Moi : « Excusez-moi, madame, mais il y a un
monsieur très âgé qui a besoin d’aller aux toilettes, il demande depuis
longtemps et personne n’est venu l’aider. Là, il essaie de se lever pour y
aller… »
Intervenante, en soupirant : « Ah ben non, il ne peut
pas se lever! »
Elle s’est dirigée vers lui : « Vous ne pouvez pas
vous retenir, monsieur? Vous n’avez pas de couche? »
Monsieur : « Non, pas de couche. Non, là, je ne
peux plus me retenir ben ben… »
Elle a quitté et quelques instants plus tard, une préposée
aux bénéficiaires est enfin arrivée avec un contenant pour recueillir l’urine.
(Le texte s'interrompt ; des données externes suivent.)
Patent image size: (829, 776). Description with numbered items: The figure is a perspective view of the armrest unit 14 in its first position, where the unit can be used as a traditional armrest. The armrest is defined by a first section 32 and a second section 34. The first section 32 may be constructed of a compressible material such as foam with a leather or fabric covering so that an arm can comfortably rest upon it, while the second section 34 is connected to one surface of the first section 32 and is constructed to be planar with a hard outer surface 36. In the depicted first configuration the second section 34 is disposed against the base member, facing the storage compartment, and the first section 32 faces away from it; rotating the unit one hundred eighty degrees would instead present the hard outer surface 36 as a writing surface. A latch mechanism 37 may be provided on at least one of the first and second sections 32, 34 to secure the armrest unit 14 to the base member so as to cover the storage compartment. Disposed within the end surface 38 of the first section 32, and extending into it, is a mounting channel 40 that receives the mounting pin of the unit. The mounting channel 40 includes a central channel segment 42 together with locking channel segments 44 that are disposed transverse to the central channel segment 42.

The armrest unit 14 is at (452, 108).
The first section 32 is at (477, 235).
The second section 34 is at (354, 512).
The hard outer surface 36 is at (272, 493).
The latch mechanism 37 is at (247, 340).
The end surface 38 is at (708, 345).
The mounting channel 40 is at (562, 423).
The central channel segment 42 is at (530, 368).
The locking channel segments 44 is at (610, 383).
Préposée, parlant très fort : « Vous êtes monsieur
qui, vous? »
Monsieur : « Monsieur X. »
Préposée : « Vous venez d’où? »
Monsieur : « De Saint-Hilaire »
Préposée, riant : « Hahaha, ben non, pas votre
ville, votre département d'hôpital! Vous venez des urgences? De la gériatrie?
Bon, vous allez faire pipi là-dedans ».
Monsieur : « C’est parce que j’ai une autre envie… »
Préposée, l’air découragée : « Ah ouin… ben là va
falloir que j’aille voir dans votre dossier, je ne sais pas si je peux vous
lever. »
Elle quitte, et revient plus tard accompagnée d’une autre
préposée.
Préposée 1 : « Je ne trouve pas son dossier,
je ne sais pas si on peut le lever. On apporte une bassine? »
Moi, qui assistais à la scène, j’étais mortifiée de penser
que ce pauvre monsieur devrait faire caca dans une bassine, dans un couloir
passant, sous les néons, sans aucune intimité.
Préposée 2 : « Attends, je vais retourner
voir les dossiers ».
Pendant ce temps, l’autre préposée est restée près du monsieur,
silencieuse. Elle ne lui a pas parlé, ne s’est pas intéressée à lui, ne lui a
posé aucune question.
Préposée 1, de retour, toujours en parlant vraiment très
fort : « C’est beau, on peut le lever! Venez-vous en, monsieur,
on s’en va à la toilette! »
Les préposées se mirent à deux pour aider le vieil homme à
se diriger vers la salle de bain. Il marchait à tout petits pas, sur ses
petites jambes frêles. J’ai pensé qu’il allait être mieux bientôt. Avoir mal au
ventre pendant plus d’une demi-heure sans pouvoir soulager son intestin, ça
doit être terriblement inconfortable…
Je n’ai pas revu le monsieur, puisque peu de temps après,
petite É. a terminé ses examens en radio et nous avons été emmenés dans une
autre salle. Mais j’y ai beaucoup repensé.
Ce monsieur X, de Saint-Hilaire, avait toute une vie
derrière lui. Peut-être avait-il eu une entreprise, ou un commerce, ou qu’il
avait été employé quelque part. Peut-être aimait-il les arts, ou le sport. Il
avait peut-être une épouse, ou peut-être en a-t-il eu plusieurs au cours de sa
vie, qui sait? Des enfants, des petits-enfants, peut-être même des
arrière-petits-enfants? Peut-être pas. C’était peut-être un homme solitaire. Ou
un vieux garçon. Ou pas. Il a sans doute accompli plein de choses intéressantes
dans sa vie. Il a peut-être déjà été reconnu pour des qualités ou des
accomplissements particuliers. Peut-être pas non plus.
En fait, monsieur X, de Saint-Hilaire, est vieux. Sa vie,
son passé, les événements qui ont fait de lui l’homme qu’il est n’ont pas
beaucoup d’importance, quand il est seul à l’urgence. Sans doute les
intervenants n’ont-ils pas le temps de s’intéresser à lui, ils sont très
occupés après tout. Ou peut-être ne sont-ils pas très intéressés, tout
simplement.
Ce soir-là, Monsieur X de Saint-Hilaire n’était qu’un vieil
homme mal pris parce qu’il avait envie de caca.
Nous sommes bien peu de chose. Surtout quand on est vieux.